Every day, the world reinforces the idea that we need something outside of ourselves to confirm our confidence. These messages can look like many things—seeking external validation through likes on social media, getting a “well done” from your boss, or perhaps receiving a good grade. But here’s the truth: confidence isn’t something to be discovered outside of ourselves. Confidence, it turns out, comes from within.

Very young children experience the world with this boundless confidence. They don’t shy away from an opportunity to try something new because they worry what others might think. They don’t second-guess themselves before taking on a challenge. But as they grow, certain factors begin to test their confidence. Soon enough, shame and embarrassment might start to sink in.

Thankfully, there are ways we can help the children in our lives reconnect with their sense of self-trust and inner wisdom. When we encourage them to look within themselves for inner strength, they’re reminded that the gifts they bring to the world are special and unique. Looking for a little guidance to help you get started? Keep reading for three ways you can help your child connect with their inner confidence today.

Tip #1: Set an Example

Here’s the truth: Children and adults alike—we all struggle with confidence! If we adopt the mentality that our confidence depends on our actions and achievements, we’ll continue to search for confidence outside of ourselves. But as with most things, one of the best ways we can all build confidence is through practice. Can you think of a task or a new skill that you’ve been nervous to try? Acknowledge your anxiety and proceed with a positive, optimistic belief in yourself.

Of course, this isn’t to say that you have to be perfect or even pretend that you are! When your child sees you feeling your fear, accepting the possibility of failure, and proceeding with bold self-confidence and bravery, they’ll be able to follow your example for how to practice those confident behaviors themselves.

Tip #2: Share a Moment of Failure

Talking with our children about our own imperfect experiences is an effective way to open up a dialogue about authenticity and following our inner wisdom. Reflect on a time when you noticed your desire to seek something outside of yourself to feel worthy. What were you chasing? Why did you want it? How did you think it would make you feel once you achieved it?

It can be tempting to aim for perfection, especially in a world that values performance and achievement. But by practicing self-acceptance ourselves and sharing how we’ve overcome feelings of self-doubt, we can remind children that everyone makes mistakes, and it doesn’t have to impact how we feel about ourselves. Teaching kids to learn from their mistakes helps them get comfortable with failing forward and understand that confidence doesn’t depend on anything external.

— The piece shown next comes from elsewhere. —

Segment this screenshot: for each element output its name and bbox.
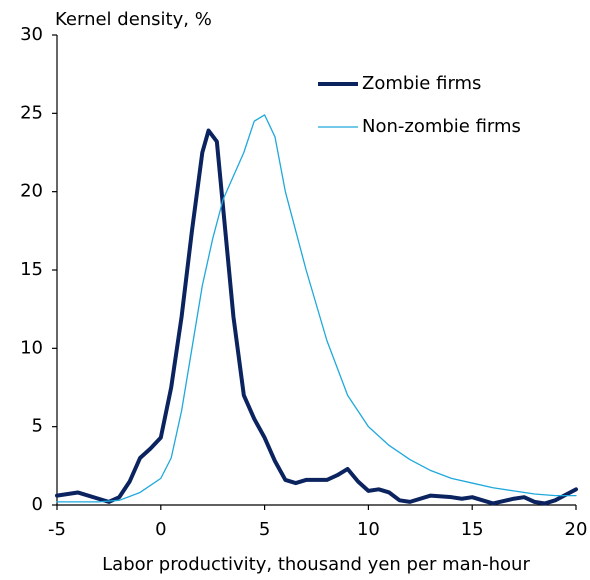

Tip #3: Remind Your Child That the Process Is What Counts

It’s easy to focus our attention on the end result. But when we allow ourselves to be motivated by a final goal, we lose sight of all the opportunities for learning and growth along the way. As our confident friend Bigfoot reminds us in the new Slumberkins book, “The Confidence Within”:

“I’ve got it, my friends”

Bigfoot said, feeling wise.

“We are good and we’re brave,

even without the grand prize.”

Learning to persevere through challenges, and understanding that confidence doesn’t depend on succeeding every time, is crucial to a child’s ability to build resilience. When children are able to separate their sense of strength from outward success, they’re able to recover their sense of inner-knowing and self-trust.

It’s important to remember that we all have different gifts to offer. In our world today, we’re each presented with many barriers to experiencing self-confidence. But the more we support the truth that confidence comes from within and align our words and actions with that belief, the easier it becomes to help children recover and return to their own sense of confidence.